Ednita Murray was ecstatic when her friend, Hannah Richards, told her she was pregnant. And soon after Richards’ announcement, Murray had one of her own.

“Seven weeks later I was like, ‘I’m pregnant,’” Murray said.

Murray and Richards exemplify the choices expecting mothers face across the country. Baby showers have been canceled. They’re grappling with how to monitor a pregnancy on their own, where to give birth — at home or a hospital — and who can come — a husband, a birthing coach or no one.

All of this makes pregnancy during a pandemic a somewhat solitary experience.

“In the beginning, you heard about all the cases around the world, but you never think it will come to close proximity,” Richards said.

There were 1,581 cases of COVID-19 in Missouri and 66 in Boone County as of Wednesday, according to the Missouri Department of Health and Social Services. Since it is a new illness, there is still little known about how COVID-19 could affect an unborn child. However, preliminary research shows that it acts similarly to influenza in terms of its risk to pregnant mothers.

“The data on COVID-19 and pregnancy is coming out slowly, but it doesn’t appear to contradict any of the previous data we have,” Dr. Melissa Terry said.

Terry practices obstetrics at Women’s and Children’s Hospital in Columbia.

“Moms are at higher risk at having complications as a result of a respiratory infection than someone who is not pregnant,” Terry said.

This changes the way hospitals are addressing prenatal care. University of Missouri Health Care system announced March 19 it would be limiting elective and non-emergent procedures.

“It has cut out about four of our standard prenatal appointments,” Terry said.

All necessary in-person procedures are still happening. However, physicians are trying to consolidate ultrasounds and filling the gaps with telehealth appointments to decrease the risk of infection to patients and staff.

Counting kicks

Murray and Richards are feeling the effects of this differently.

Murray’s pregnancy is considered high risk. She had a hemorrhage while giving birth to her first child less than a year ago, and is now at higher risk for hemorrhage for her second.

“Under normal circumstances we should be monitoring the baby every two or three weeks,” Murray said.

Now 24 weeks pregnant, she’ll go eight weeks between her last ultrasound and her next.

She’s doing what all other mothers are being advised to do — counting kicks.

Murray has the benefit of being a registered nurse. She knows a mother is supposed to feel her baby move two or three times a day, and how to use a fetal Doppler to monitor the baby’s heartbeat from home.

“Any time you go into the hospital, it’s more exposure,” Murray said.

This is something at the front of Richards’ mind as well. Although she is considered low risk, this is her first pregnancy.

“This is a totally unknown world for me,” Richards said.

With her due date approaching at the end of May, she’s spending her days cleaning and fighting cabin fever. Many symptoms she experienced early in her pregnancy are resurfacing, like nausea and headaches.
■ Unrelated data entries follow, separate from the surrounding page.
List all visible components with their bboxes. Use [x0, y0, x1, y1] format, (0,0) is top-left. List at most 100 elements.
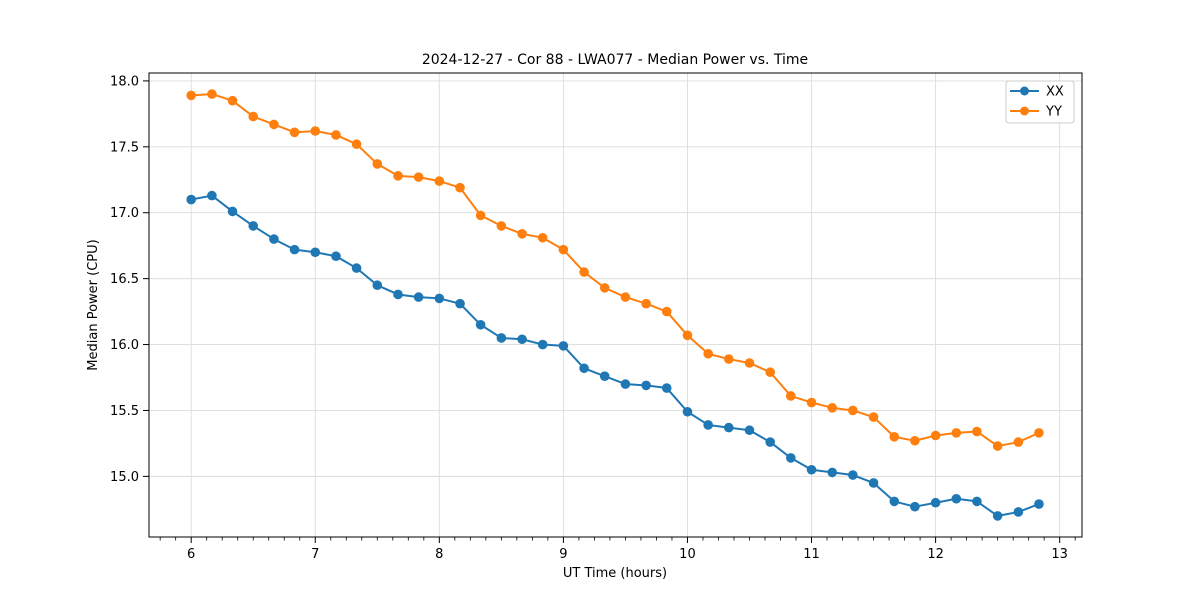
plot-spines: [148, 72, 1083, 538]
data-point-XX-3: [248, 221, 259, 231]
data-point-YY-2: [227, 95, 238, 106]
x-tick-label-10: 10: [679, 547, 696, 562]
data-point-YY-16: [517, 229, 527, 239]
data-point-XX-18: [558, 341, 569, 351]
legend-label-yy: YY: [1045, 105, 1062, 120]
data-point-YY-17: [537, 232, 548, 243]
grid-layer: [149, 73, 1082, 537]
data-point-XX-37: [951, 493, 962, 504]
data-point-YY-33: [868, 412, 879, 422]
data-point-XX-6: [310, 247, 321, 258]
data-point-YY-29: [786, 391, 796, 401]
data-point-YY-15: [496, 221, 507, 231]
x-axis-label: UT Time (hours): [563, 566, 667, 581]
data-point-YY-21: [620, 292, 631, 302]
data-point-XX-7: [331, 251, 341, 262]
data-point-YY-26: [723, 354, 734, 364]
x-tick-label-11: 11: [803, 547, 820, 562]
data-point-XX-23: [661, 383, 672, 393]
data-point-XX-25: [703, 420, 713, 430]
data-point-XX-16: [517, 334, 527, 345]
data-point-YY-6: [310, 126, 321, 136]
data-point-XX-14: [475, 319, 486, 330]
legend-item-yy: YY: [1010, 105, 1062, 120]
x-tick-label-13: 13: [1051, 547, 1068, 562]
x-tick-label-8: 8: [435, 547, 443, 562]
data-point-YY-12: [434, 176, 445, 186]
data-point-YY-10: [393, 171, 403, 181]
data-point-XX-15: [496, 333, 507, 343]
data-point-YY-35: [910, 435, 920, 446]
y-tick-label-17.5: 17.5: [110, 140, 139, 155]
legend: XX YY: [1005, 80, 1075, 124]
legend-marker-xx: [1020, 86, 1029, 96]
legend-marker-yy: [1020, 106, 1029, 116]
data-point-YY-34: [889, 432, 900, 442]
data-point-YY-11: [413, 172, 424, 182]
data-point-YY-18: [558, 244, 569, 255]
x-tick-label-6: 6: [187, 547, 195, 562]
x-tick-label-9: 9: [559, 547, 567, 562]
data-point-XX-27: [744, 425, 755, 436]
data-point-XX-22: [641, 380, 651, 391]
legend-label-xx: XX: [1046, 85, 1064, 100]
data-point-XX-10: [393, 289, 403, 300]
data-point-XX-38: [972, 496, 982, 507]
data-point-XX-26: [723, 422, 734, 433]
data-point-YY-37: [951, 428, 962, 438]
data-point-XX-2: [227, 206, 238, 217]
data-point-XX-20: [599, 371, 610, 381]
data-point-XX-11: [413, 292, 424, 302]
data-point-YY-28: [765, 367, 776, 378]
data-point-XX-35: [910, 501, 920, 512]
data-point-XX-4: [269, 234, 279, 244]
data-point-YY-30: [806, 397, 817, 408]
data-point-XX-17: [537, 339, 548, 350]
data-point-YY-36: [930, 430, 941, 441]
data-point-XX-33: [868, 478, 879, 488]
y-tick-label-15.0: 15.0: [110, 470, 139, 485]
data-point-XX-24: [682, 406, 693, 417]
x-tick-label-7: 7: [311, 547, 319, 562]
data-point-YY-0: [186, 90, 196, 101]
data-point-XX-31: [827, 467, 838, 478]
data-point-YY-4: [269, 119, 279, 130]
data-point-YY-7: [331, 130, 341, 140]
data-point-XX-8: [351, 263, 362, 273]
axes-layer: 6 7 8 9 10 11 12 13 15.0 15.5 16.0 16.5 17.0 17.5 18.0: [110, 72, 1083, 562]
data-point-XX-30: [806, 464, 817, 475]
data-point-YY-41: [1034, 428, 1044, 438]
legend-item-xx: XX: [1010, 85, 1064, 100]
data-point-YY-32: [848, 405, 858, 416]
data-point-XX-34: [889, 496, 900, 507]
data-point-XX-5: [289, 244, 300, 255]
data-point-YY-31: [827, 403, 838, 413]
data-point-XX-9: [372, 280, 383, 291]
data-point-XX-36: [930, 497, 941, 508]
data-point-YY-9: [372, 159, 383, 169]
data-point-XX-28: [765, 437, 776, 447]
data-point-YY-13: [455, 182, 465, 193]
data-point-YY-39: [992, 441, 1003, 451]
data-point-YY-8: [351, 139, 362, 149]
data-point-XX-1: [207, 190, 217, 201]
data-point-YY-19: [579, 267, 589, 277]
data-point-YY-1: [207, 89, 217, 99]
data-point-YY-22: [641, 298, 651, 309]
data-point-XX-40: [1013, 507, 1024, 517]
data-point-YY-38: [972, 426, 982, 437]
y-tick-label-15.5: 15.5: [110, 404, 139, 419]
y-tick-label-18.0: 18.0: [110, 74, 139, 89]
data-point-YY-25: [703, 348, 713, 359]
y-axis-label: Median Power (CPU): [86, 239, 101, 370]
data-point-XX-39: [992, 511, 1003, 521]
y-tick-label-17.0: 17.0: [110, 206, 139, 221]
data-point-YY-14: [475, 210, 486, 221]
data-point-XX-41: [1034, 499, 1044, 509]
x-tick-label-12: 12: [927, 547, 944, 562]
data-point-YY-5: [289, 127, 300, 138]
series-line-XX: [190, 194, 1040, 517]
data-point-XX-12: [434, 293, 445, 304]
She’s also beginning to have Braxton Hicks contractions, a tightening of the muscles in the uterus that usually happen in the second and third trimesters. She’s due to deliver at Boone Hospital Center, but has also been limiting her in-person appointments.

“For the most part I stay pretty calm,” Richards said. “When I do have weird feelings, I get inside my head. It’s not fun to feel … scared to go to the hospital now. If it’s not a real thing, I don’t want to risk it.”

Hurry, get ready, wait

The pair didn’t expect to be pregnant under these conditions. No one did.

“We’re progressing with our pregnancies as we would have 20 years ago,” Murray said.

Terry has been practicing obstetrics since 2000. She says Murray is right. Prenatal care has changed during that time period.

“We do a lot more ultrasounds than we used to 20 years ago both for monitoring the baby’s condition and additionally predicting any conditions that might arise during pregnancy,” Terry said.

Although she sympathizes for first-time moms and those without medical training, like Richards, Murray said only performing procedures that are absolutely necessary may not be a bad thing.

“In a normal woman, OB care should be treated as being holistic, very normal,” Murray said. “Nothing is wrong with the woman. She’s just pregnant.”

That’s not to minimize how extraordinary it is to be pregnant during a pandemic. Terry compares it to waiting or a hurricane to hit. She lived in Washington D.C. during Hurricane Sandy. She knows what it feels like to hurry, get ready, then wait.

“Everything is fine, but people are in line at the store to buy gas cans for their generators,” she said. “You see utility trucks from 1,000 miles away roll into town and everybody is just getting ready for it to happen.”

So, Murray and Richards are getting ready. They are taking a hard look at their birth plans, knowing that things might be very different when it’s time to implement them. They clean. They talk to their moms, and they hope for the best for themselves and each other.